Effects of cofactors RIC-3, TMX3 and UNC-50, together with distinct subunit ratios on the agonist actions of imidacloprid on Drosophila melanogaster Dα1/Dβ1 nicotinic acetylcholine receptors expressed in Xenopus laevis oocytes

Abstract

Insect nicotinic acetylcholine receptors (nAChRs) require cofactors for functional heterologous expression. A previous study revealed that TMX3 was crucial for the functional expression of Drosophila melanogaster Dα1/Dβ1 nAChRs in Xenopus laevis oocytes, while UNC-50 and RIC-3 enhanced the acetylcholine (ACh)-induced responses of the nAChRs. However, it is unclear whether the coexpression of UNC-50 and RIC-3 with TMX3 and the subunit stoichiometry affect pharmacology of Dα1/Dβ1 nAChRs when expressed in X. laevis oocytes.
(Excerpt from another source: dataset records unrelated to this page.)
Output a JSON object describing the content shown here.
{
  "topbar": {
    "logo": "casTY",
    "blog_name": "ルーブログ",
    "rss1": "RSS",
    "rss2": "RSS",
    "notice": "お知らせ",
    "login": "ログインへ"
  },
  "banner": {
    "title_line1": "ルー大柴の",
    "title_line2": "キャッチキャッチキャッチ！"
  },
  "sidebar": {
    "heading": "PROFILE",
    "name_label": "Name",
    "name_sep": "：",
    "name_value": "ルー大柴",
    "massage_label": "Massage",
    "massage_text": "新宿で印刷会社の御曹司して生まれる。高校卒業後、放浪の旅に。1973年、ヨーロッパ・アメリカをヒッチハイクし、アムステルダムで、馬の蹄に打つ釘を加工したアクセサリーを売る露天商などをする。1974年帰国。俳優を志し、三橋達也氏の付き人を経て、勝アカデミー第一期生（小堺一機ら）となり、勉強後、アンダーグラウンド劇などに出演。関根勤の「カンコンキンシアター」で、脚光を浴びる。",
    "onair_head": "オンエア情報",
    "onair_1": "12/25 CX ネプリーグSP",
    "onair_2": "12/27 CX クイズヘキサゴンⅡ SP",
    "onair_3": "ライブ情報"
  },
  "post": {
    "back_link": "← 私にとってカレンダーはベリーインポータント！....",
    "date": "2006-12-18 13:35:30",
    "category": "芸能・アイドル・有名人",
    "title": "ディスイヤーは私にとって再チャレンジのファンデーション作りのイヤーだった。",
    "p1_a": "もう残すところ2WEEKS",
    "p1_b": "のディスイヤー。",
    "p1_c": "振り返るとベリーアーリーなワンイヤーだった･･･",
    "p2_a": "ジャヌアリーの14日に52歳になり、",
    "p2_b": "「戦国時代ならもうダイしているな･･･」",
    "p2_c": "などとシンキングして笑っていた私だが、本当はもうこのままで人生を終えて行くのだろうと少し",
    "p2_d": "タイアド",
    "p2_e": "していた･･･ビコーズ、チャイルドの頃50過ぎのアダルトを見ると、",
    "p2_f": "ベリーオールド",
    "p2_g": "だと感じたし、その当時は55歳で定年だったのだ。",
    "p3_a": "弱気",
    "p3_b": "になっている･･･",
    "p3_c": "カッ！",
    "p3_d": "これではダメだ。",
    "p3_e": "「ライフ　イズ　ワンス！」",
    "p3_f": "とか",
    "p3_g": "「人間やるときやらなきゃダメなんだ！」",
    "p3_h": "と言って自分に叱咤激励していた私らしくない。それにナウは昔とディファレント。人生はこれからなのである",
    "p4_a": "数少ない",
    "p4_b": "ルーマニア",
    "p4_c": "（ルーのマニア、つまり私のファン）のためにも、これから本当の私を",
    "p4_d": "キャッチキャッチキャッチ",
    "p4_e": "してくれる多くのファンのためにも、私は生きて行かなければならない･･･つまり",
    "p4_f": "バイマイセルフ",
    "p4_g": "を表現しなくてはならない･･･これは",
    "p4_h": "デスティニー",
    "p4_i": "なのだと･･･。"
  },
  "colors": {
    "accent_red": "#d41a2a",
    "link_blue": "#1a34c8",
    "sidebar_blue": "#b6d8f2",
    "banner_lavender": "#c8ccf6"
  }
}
We have investigated the effects of coexpressing UNC-50 and RIC-3 with TMX3 as well as changing the subunit stoichiometry on the agonist activity of ACh and imidacloprid on the Dα1/Dβ1 nAChRs. UNC-50 and RIC-3 hardly affected the agonist affinity of ACh and imidacloprid for the Dα1/Dβ1 nAChRs formed by injecting into X. laevis oocytes with an equal amount mixture of the subunit cRNAs, but enhanced current amplitude of the ACh-induced response. Imidacloprid showed higher affinity for the Dβ1 subunit-excess Dα1/Dβ1 (Dα1/Dβ1 = 1/5) nAChRs than the Dα1 subunit-excess Dα1/Dβ1 (Dα1/Dβ1 = 5/1) nAChRs, suggesting that imidacloprid prefers the Dα1-Dβ1 orthosteric site over the Dα1-Dα1 orthosteric site.